Cyrus slowed to a halt at a stoplight and turned to look at Rick. "It wasn't quite that simple. I'd convinced Angela to go out with me because I knew her father would be pissed if she did it. And I was right."

"You
wanted
to piss him off?"

"Yeah."

"How come?"

"Because a few days earlier I'd heard him tell old Earl Dart down at the grocery store that I'd never amount to anything. That part didn't bother me much because I'd never figured the sheriff for being too smart, anyhow."

"So what was it he said that made you mad?"

"He went on to tell old Earl that he felt sorry for my grandparents, but everyone knew that no one could expect much from me because my mother had been a tramp who'd gotten herself knocked up at eighteen. He said my father had probably been married or something because she had never told anyone who he was. Then Gully said that he sure wouldn't want his daughter getting involved with me."

Rick whistled softly. "So you asked Gully's daughter to go out with you as a kind of revenge?"

"Yeah. I knew that Gully would be furious when he discovered what had happened."

"If you knew this Gully bozo that well," Rick said slowly, "you must have figured that he'd probably beat the crap out of you when he found out you'd dated Angela."

"Sure."

"So why'd you do it?"

"I couldn't think of any other way to balance the scales."

"What about Angela?" Rick asked. "What did she think of all this?"

"That's a very good question. The answer is that she wanted to go out with me because she was mad at her steady boyfriend and wanted to teach him a lesson."

"So she was using you?"

"We used each other," Cyrus said. "Neither one of us was seriously interested in the other."

"Damn." A shudder went through Rick. "You were willing to let that Gully guy beat you up in order to balance the scales?"

"Okay, so I wasn't as bright at sixteen as you obviously are at thirteen," Cyrus said. "The good news is that I've learned a lot since then."

Rick looked unwillingly fascinated. "Like what?"

"Nowadays when I decide to even the score, I'm a lot more careful. I try real hard not to get the crap beaten out of me if I can possibly help it."

Cyrus eased the memories of that first serious conversation with his nephew aside as he watched Rick and Jake approach the Jeep. He was aware of Meredith's tension as she waited beside him.

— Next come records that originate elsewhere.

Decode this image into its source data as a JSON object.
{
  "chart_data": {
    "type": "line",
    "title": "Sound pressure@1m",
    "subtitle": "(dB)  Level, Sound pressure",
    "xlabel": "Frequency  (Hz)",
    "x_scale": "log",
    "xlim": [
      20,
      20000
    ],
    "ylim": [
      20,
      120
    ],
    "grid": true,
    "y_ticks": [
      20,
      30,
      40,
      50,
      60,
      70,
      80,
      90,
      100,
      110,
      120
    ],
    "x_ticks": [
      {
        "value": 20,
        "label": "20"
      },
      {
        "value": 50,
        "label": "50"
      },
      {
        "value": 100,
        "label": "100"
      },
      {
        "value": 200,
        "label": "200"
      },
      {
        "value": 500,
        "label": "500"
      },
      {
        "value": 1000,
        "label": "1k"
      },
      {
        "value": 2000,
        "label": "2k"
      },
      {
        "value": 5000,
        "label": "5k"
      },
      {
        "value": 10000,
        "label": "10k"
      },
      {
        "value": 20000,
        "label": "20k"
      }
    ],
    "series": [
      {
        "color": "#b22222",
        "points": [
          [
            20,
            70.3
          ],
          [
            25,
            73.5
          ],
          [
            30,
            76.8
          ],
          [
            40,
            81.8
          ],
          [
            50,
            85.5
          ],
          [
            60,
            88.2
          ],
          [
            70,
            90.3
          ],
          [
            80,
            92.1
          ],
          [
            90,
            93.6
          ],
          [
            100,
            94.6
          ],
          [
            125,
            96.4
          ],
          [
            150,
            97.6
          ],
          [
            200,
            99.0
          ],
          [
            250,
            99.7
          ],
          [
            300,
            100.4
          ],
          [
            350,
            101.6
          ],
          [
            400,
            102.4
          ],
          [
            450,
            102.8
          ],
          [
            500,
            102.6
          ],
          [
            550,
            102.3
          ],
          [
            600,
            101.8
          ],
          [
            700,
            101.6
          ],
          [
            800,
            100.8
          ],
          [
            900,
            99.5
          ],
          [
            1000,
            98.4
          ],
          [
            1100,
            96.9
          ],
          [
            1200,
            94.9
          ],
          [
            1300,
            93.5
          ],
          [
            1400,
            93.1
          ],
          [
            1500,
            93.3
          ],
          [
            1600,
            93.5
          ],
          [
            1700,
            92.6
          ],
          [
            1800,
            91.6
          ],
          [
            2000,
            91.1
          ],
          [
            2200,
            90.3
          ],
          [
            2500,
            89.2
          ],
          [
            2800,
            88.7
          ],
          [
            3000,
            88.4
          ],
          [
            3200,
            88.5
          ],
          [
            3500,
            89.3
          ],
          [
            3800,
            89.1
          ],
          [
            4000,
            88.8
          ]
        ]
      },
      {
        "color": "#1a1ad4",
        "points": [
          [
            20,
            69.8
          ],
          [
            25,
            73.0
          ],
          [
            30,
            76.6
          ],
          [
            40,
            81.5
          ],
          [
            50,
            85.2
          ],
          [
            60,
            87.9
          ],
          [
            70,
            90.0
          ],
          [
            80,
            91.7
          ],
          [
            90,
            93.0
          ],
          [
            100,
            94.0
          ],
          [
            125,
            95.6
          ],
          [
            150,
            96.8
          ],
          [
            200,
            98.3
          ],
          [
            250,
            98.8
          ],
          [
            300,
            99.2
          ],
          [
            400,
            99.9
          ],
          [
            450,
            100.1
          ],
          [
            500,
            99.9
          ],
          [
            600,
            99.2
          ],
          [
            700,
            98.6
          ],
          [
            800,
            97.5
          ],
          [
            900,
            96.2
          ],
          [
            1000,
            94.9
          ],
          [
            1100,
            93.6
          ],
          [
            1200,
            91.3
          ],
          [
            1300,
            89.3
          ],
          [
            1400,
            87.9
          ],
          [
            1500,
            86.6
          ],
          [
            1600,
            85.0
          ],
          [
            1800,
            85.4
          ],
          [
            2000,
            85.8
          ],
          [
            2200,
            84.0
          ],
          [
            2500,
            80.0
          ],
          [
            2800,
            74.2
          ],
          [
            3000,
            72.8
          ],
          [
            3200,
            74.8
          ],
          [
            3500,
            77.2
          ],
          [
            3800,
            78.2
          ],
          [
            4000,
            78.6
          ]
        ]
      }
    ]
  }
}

"I think Rick hated me for a while at first," she whispered.

"He didn't hate you."

"He blamed me for the divorce."

"He was thirteen. He was mad. He needed a target, and you were the only one around. Kids that age aren't rational or logical about that kind of thing. Hell, most adults aren't, either."

"Except you." Meredith snatched a tissue from her purse and hastily dabbed at her eyes. She gave Cyrus a watery smile. "You're always calm and rational. Always in control. Were you born that way?"

He smiled slightly. "As Grandpappy Beau used to say, there are only two ways to go through life. You're either in control or out of control. I picked the former."